Pátria educadora, pátria achacadora.

cid-gomes1

A semana que se encerrou, iniciou-se com um verbete incomum propagado em âmbito político. O agora ex-ministro da educação Cid Gomes (Pros) externou ser vítima de “achacamento”, referindo-se a parlamentares diversos e ao presidente da Câmara dos Deputados, Eduardo Cunha (PMDB). A explosão verbal de Gomes culminou em seu pedido de demissão junto à presidente Dilma Rousseff.

“Achacar” pode significar no português brasileiro algo como “moléstia física” ou “extorsão financeira”. O mais interessante é deixar à livre interpretação de quem lê ou ouve o termo. A questão do “achaque” já havia sido externada por Gomes junto à classe universitária paranaense.

A classe da educação estatal do estado do Paraná (ensino fundamental/médio/superior) proporcionou a primeira mobilização nacional de greve, deste ano entre os meses de janeiro e fevereiro. No momento a classe similar dos estados de São Paulo e Pará, também o fazem. Pragmaticamente, Gomes não assumiria as limitações do Ministério da Educação diante ninguém, fosse quem fosse.

Só um ingênuo não direcionaria os problemas da educação brasileira a “outros” interesses que fogem à sua compreensão, consciência e controle próprios. Oportunamente, o lema furado do Governo Federal a estampar seu novo mandato enquanto “Brasil pátria educadora”, tem como intuito tirar o foco dos problemas múltiplos que triplicam a cada dia. Com o problema direcionado à educação, azar é do responsável pelo Ministério da Educação.

Democracia enquanto arma dos medíocres.

Claro que um eventual leitor dotado de mentalidade “esquerdista loser”, tipo de crença que abunda o setor educacional estatal brasileiro, pode nos acusar de “defensores de políticos”, o que não é o caso. A despolitização da classe educacional estatal brasileira passa pelo seu intento inquisidor de “demonizar” todo e qualquer político. Com este intento propagado, chefe de estado algum se habilitará a se sentar e negociar, seja lá o que for, seja lá com quem for.

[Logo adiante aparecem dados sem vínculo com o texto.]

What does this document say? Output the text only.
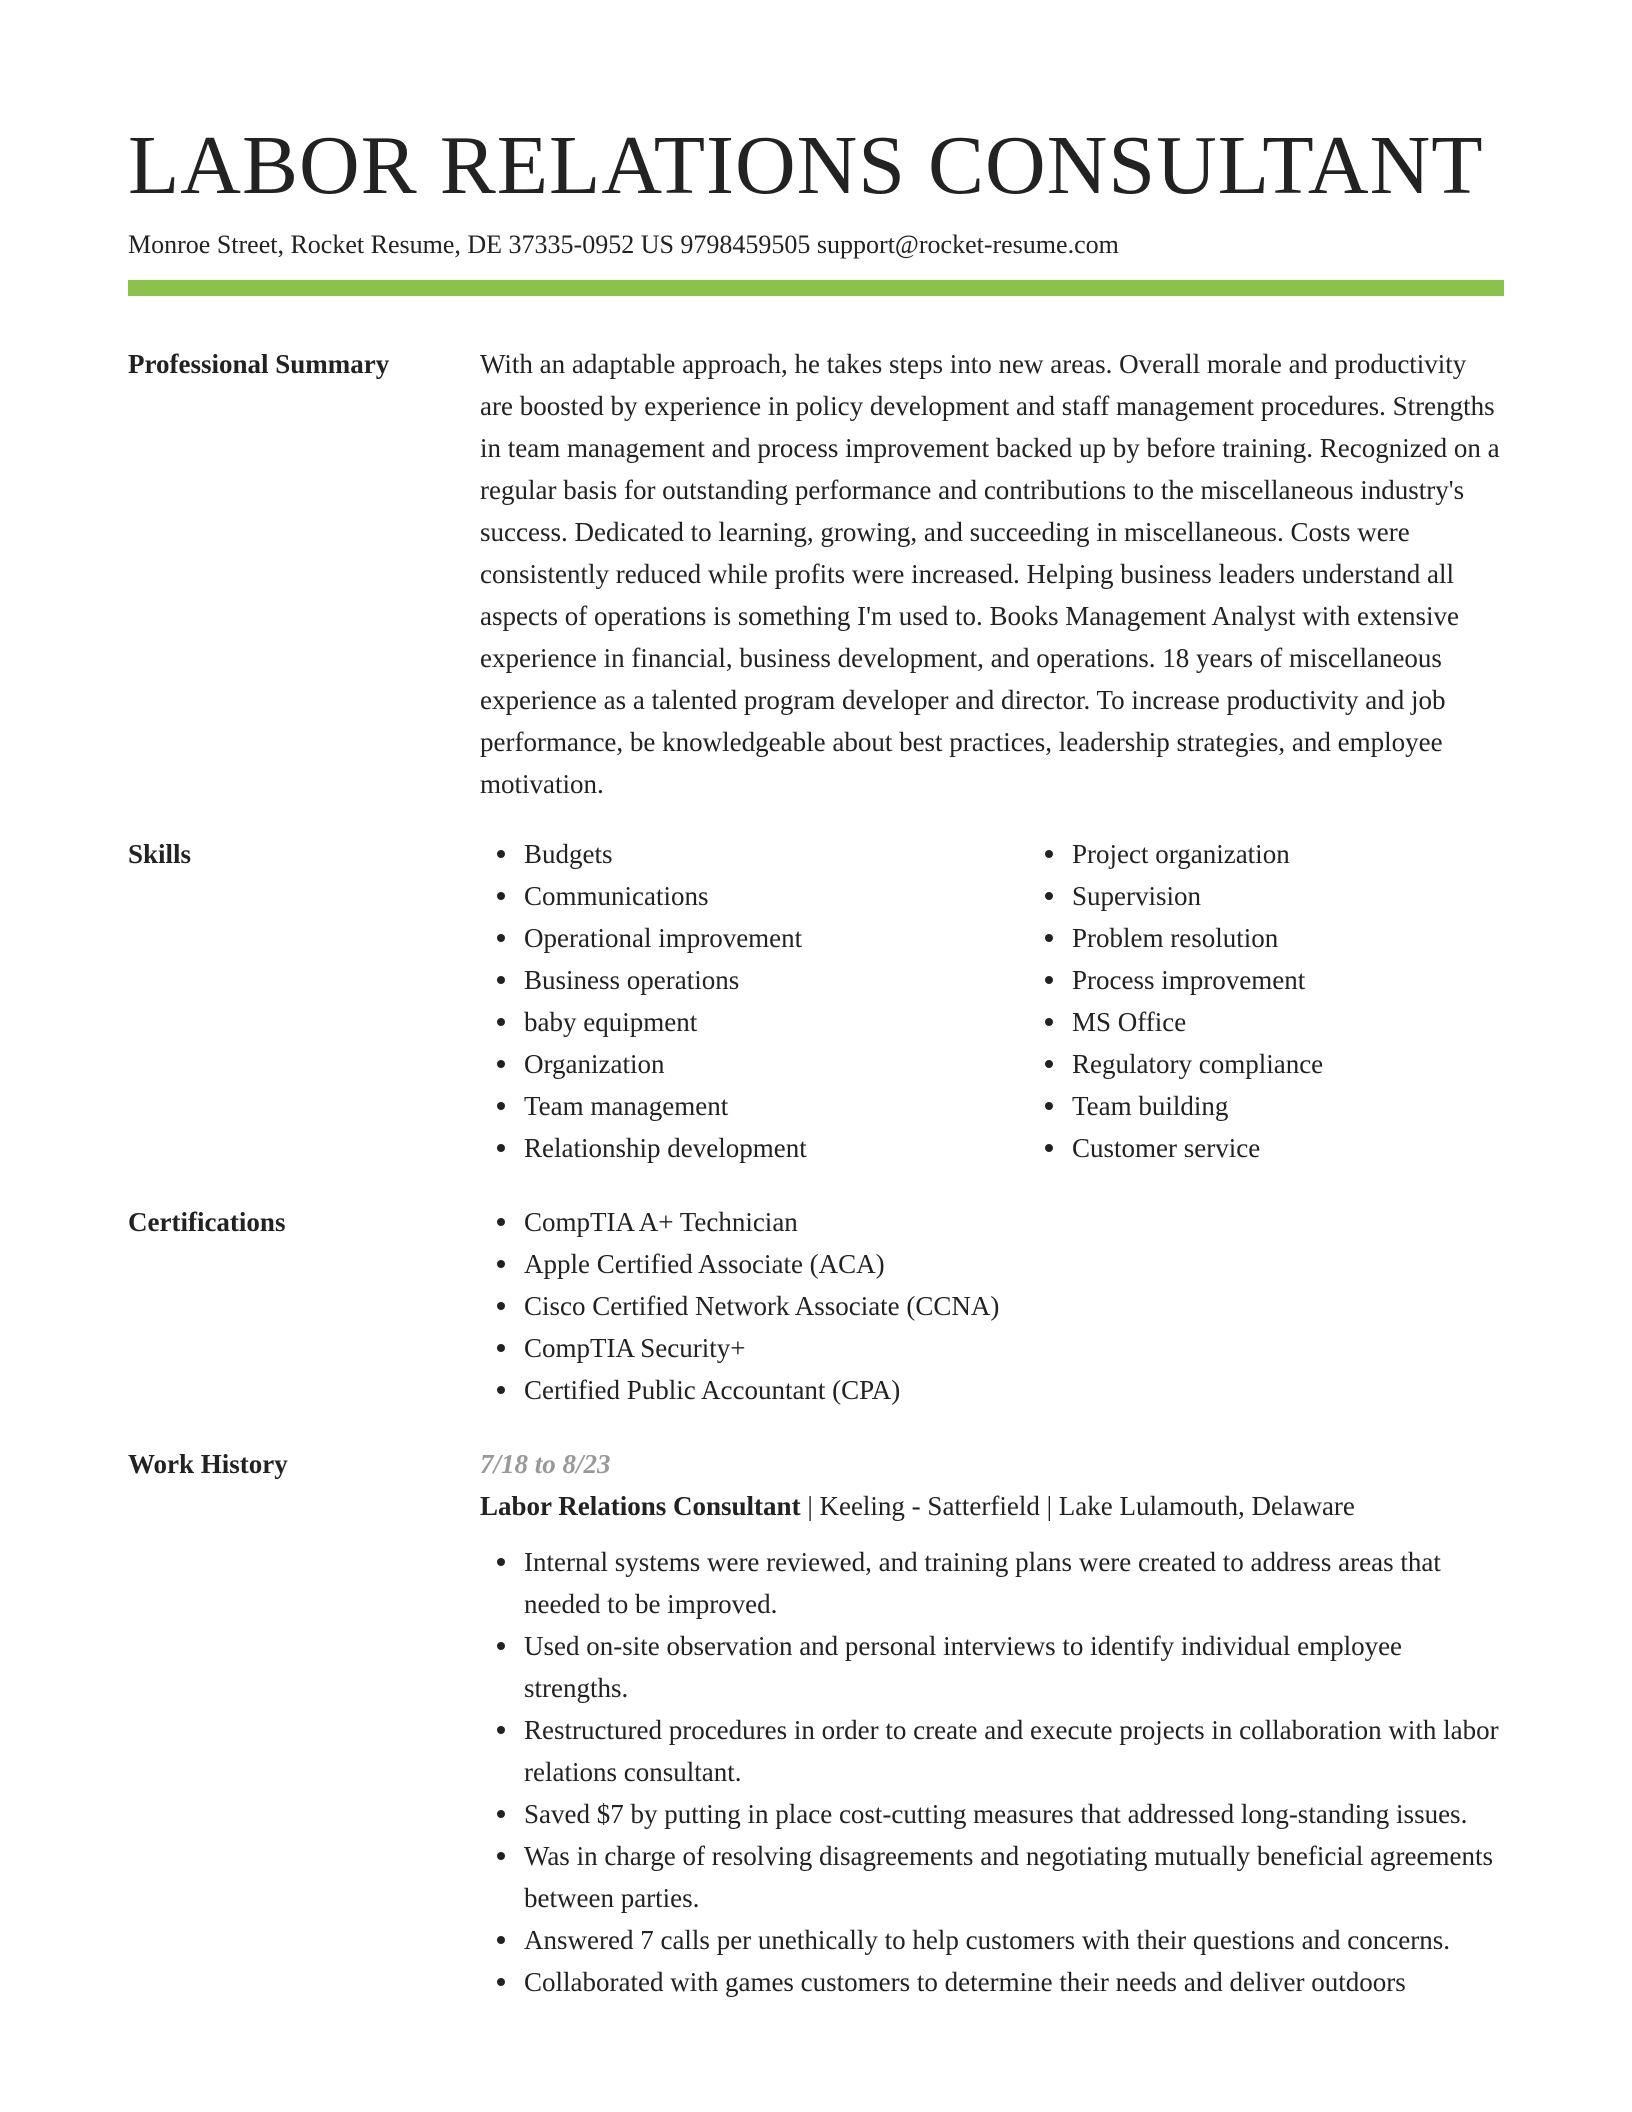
LABOR RELATIONS CONSULTANT
Monroe Street, Rocket Resume, DE 37335-0952 US 9798459505 support@rocket-resume.com
Professional Summary	With an adaptable approach, he takes steps into new areas. Overall morale and productivity are boosted by experience in policy development and staff management procedures. Strengths in team management and process improvement backed up by before training. Recognized on a regular basis for outstanding performance and contributions to the miscellaneous industry's success. Dedicated to learning, growing, and succeeding in miscellaneous. Costs were consistently reduced while profits were increased. Helping business leaders understand all aspects of operations is something I'm used to. Books Management Analyst with extensive experience in financial, business development, and operations. 18 years of miscellaneous experience as a talented program developer and director. To increase productivity and job performance, be knowledgeable about best practices, leadership strategies, and employee motivation.

Skills	Budgets
Communications
Operational improvement
Business operations
baby equipment
Organization
Team management
Relationship development
Project organization
Supervision
Problem resolution
Process improvement
MS Office
Regulatory compliance
Team building
Customer service
Certifications	CompTIA A+ Technician
Apple Certified Associate (ACA)
Cisco Certified Network Associate (CCNA)
CompTIA Security+
Certified Public Accountant (CPA)
Work History	7/18 to 8/23
Labor Relations Consultant | Keeling - Satterfield | Lake Lulamouth, Delaware
Internal systems were reviewed, and training plans were created to address areas that needed to be improved.
Used on-site observation and personal interviews to identify individual employee strengths.
Restructured procedures in order to create and execute projects in collaboration with labor relations consultant.
Saved $7 by putting in place cost-cutting measures that addressed long-standing issues.
Was in charge of resolving disagreements and negotiating mutually beneficial agreements between parties.
Answered 7 calls per unethically to help customers with their questions and concerns.
Collaborated with games customers to determine their needs and deliver outdoors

Muitos funcionários da educação estatal brasileira acreditam piamente que fazer greve e receber por dias NÃO trabalhados é legítimo. No entanto, o dinheiro que paga os vencimentos deles é oriundo de uma verba tão pública quanto aquela que pagou estádios da copa, ou que alguns políticos desviam quando possível. Manipular uma massa de alunos a seu favor é fácil. Até Adolf Hitler fez algo parecido.

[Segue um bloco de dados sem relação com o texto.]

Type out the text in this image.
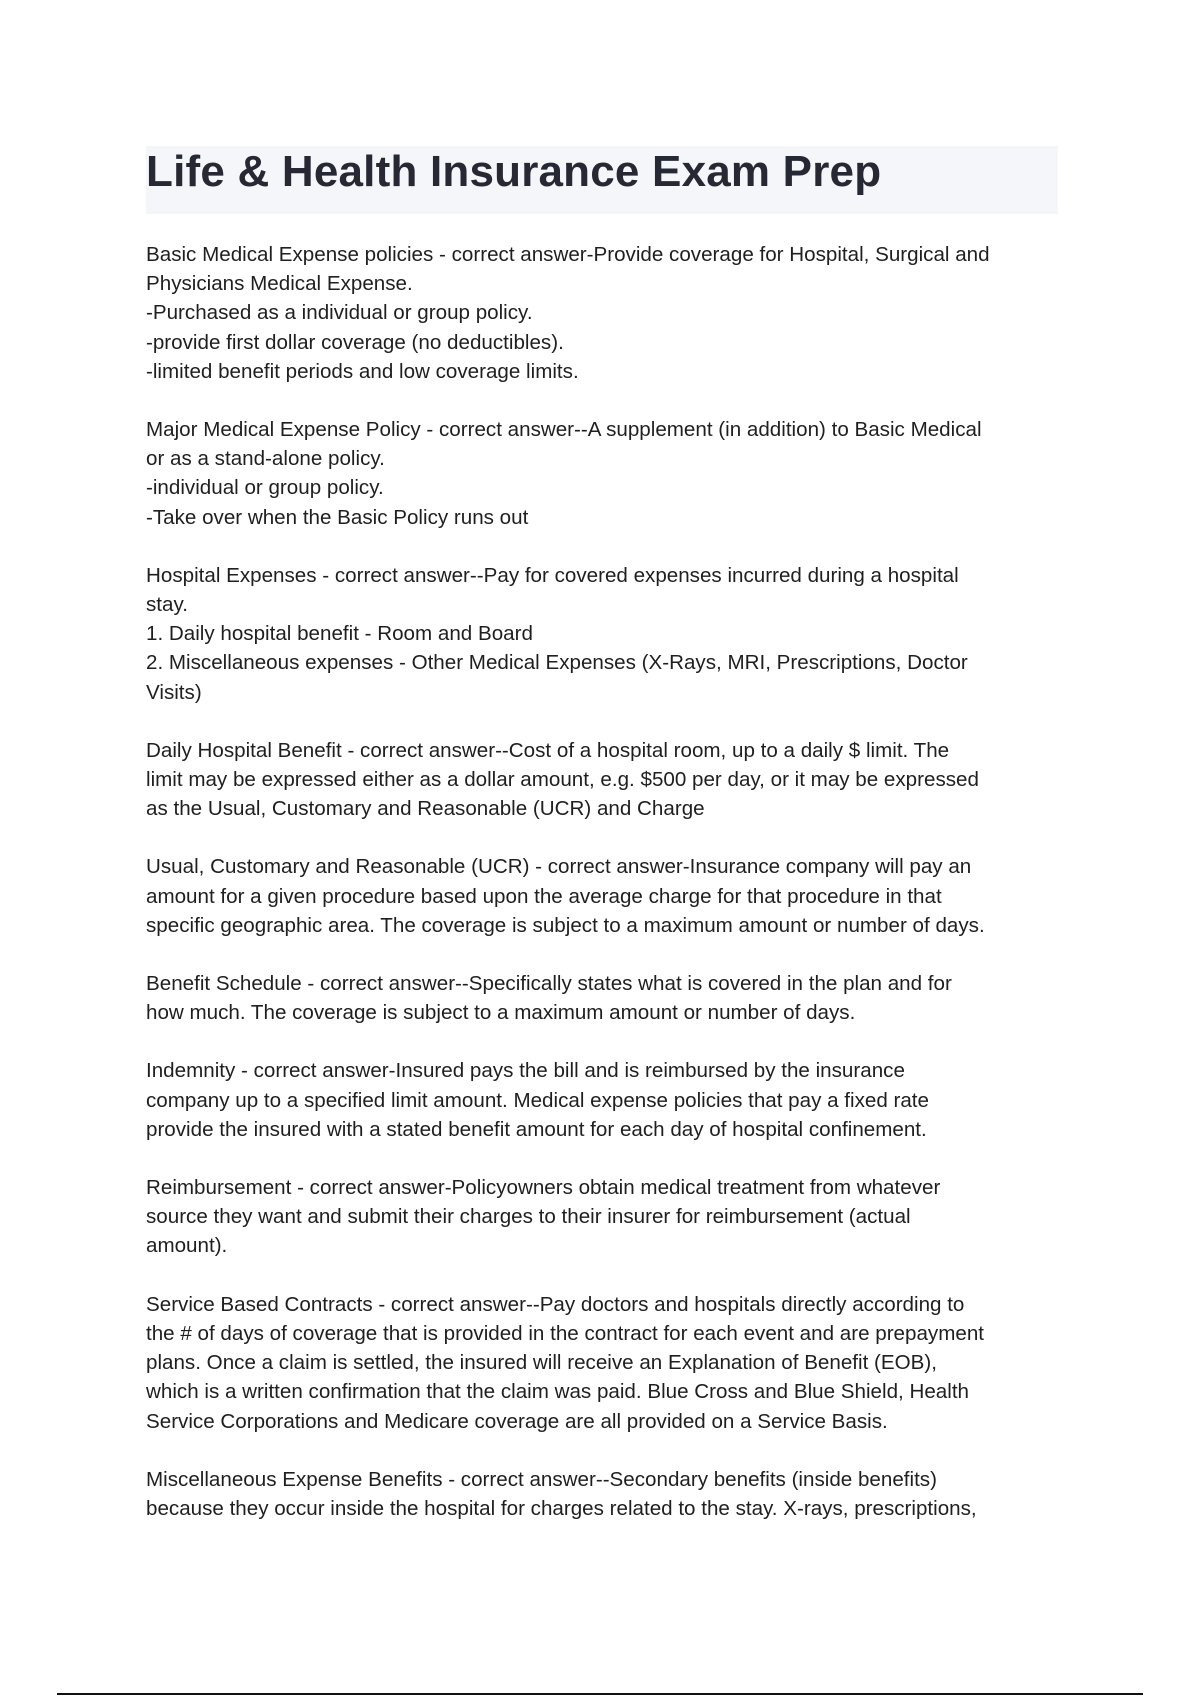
Life & Health Insurance Exam Prep
Basic Medical Expense policies - correct answer-Provide coverage for Hospital, Surgical and
Physicians Medical Expense.
-Purchased as a individual or group policy.
-provide first dollar coverage (no deductibles).
-limited benefit periods and low coverage limits.
Major Medical Expense Policy - correct answer--A supplement (in addition) to Basic Medical
or as a stand-alone policy.
-individual or group policy.
-Take over when the Basic Policy runs out
Hospital Expenses - correct answer--Pay for covered expenses incurred during a hospital
stay.
1. Daily hospital benefit - Room and Board
2. Miscellaneous expenses - Other Medical Expenses (X-Rays, MRI, Prescriptions, Doctor
Visits)
Daily Hospital Benefit - correct answer--Cost of a hospital room, up to a daily $ limit. The
limit may be expressed either as a dollar amount, e.g. $500 per day, or it may be expressed
as the Usual, Customary and Reasonable (UCR) and Charge
Usual, Customary and Reasonable (UCR) - correct answer-Insurance company will pay an
amount for a given procedure based upon the average charge for that procedure in that
specific geographic area. The coverage is subject to a maximum amount or number of days.
Benefit Schedule - correct answer--Specifically states what is covered in the plan and for
how much. The coverage is subject to a maximum amount or number of days.
Indemnity - correct answer-Insured pays the bill and is reimbursed by the insurance
company up to a specified limit amount. Medical expense policies that pay a fixed rate
provide the insured with a stated benefit amount for each day of hospital confinement.
Reimbursement - correct answer-Policyowners obtain medical treatment from whatever
source they want and submit their charges to their insurer for reimbursement (actual
amount).
Service Based Contracts - correct answer--Pay doctors and hospitals directly according to
the # of days of coverage that is provided in the contract for each event and are prepayment
plans. Once a claim is settled, the insured will receive an Explanation of Benefit (EOB),
which is a written confirmation that the claim was paid. Blue Cross and Blue Shield, Health
Service Corporations and Medicare coverage are all provided on a Service Basis.
Miscellaneous Expense Benefits - correct answer--Secondary benefits (inside benefits)
because they occur inside the hospital for charges related to the stay. X-rays, prescriptions,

Cabe aos pais de alunos e aos próprios não cair nesta conversa furada. O dinheiro do contribuinte é o que paga os vencimentos dos trabalhadores da educação pública. Uma movimento grevista pode ser uma “chantagem” camuflada. Neste entorno o mundo é capitalista e impera a lei da oferta e da procura. Docentes podem trabalhar em instituições privadas seja de ensino básico, fundamental, médio ou superior. Docentes estatais não foram coagidos a fazê-lo. Prestaram concursos públicos porque quiseram ou porque eram incompetentes para fazê-lo em instituições privadas.

Mais além.

Ainda no âmbito daquilo que diz respeito ao Ministério da Educação, em entrevista para a rádio CBN no início de janeiro, o senador Cristovam Buarque (PDT) criticou duramente as promessas que enalteciam a educação superior. Estas foram propagadas pela campanha da atual presidente re-eleita.

Buarque foi ministro da educação no governo Lula, tem conhecimento de causa e tem tido cada vez menos visibilidade, possivelmente porque fala a verdade. Segundo este senador na citada entrevista, promessas de candidatos que enaltecem o ensino superior, angariam votos. Promessas que enaltecem o ensino básico, fundamental e médio, NÃO angariam votos.

Com o início do ano letivo de 2015 os financiamentos como FIES sofreram remodificações em seus regulamentos. Somado a demanda de alunos que o requisitavam, as alternativas de financiamento de estudos em instituições de ensino superior particulares oferecidas pelo Governo Federal, colapsaram.

O enaltecimento do ensino superior da campanha da presidente era um sofisma que resultou numa trágica falácia.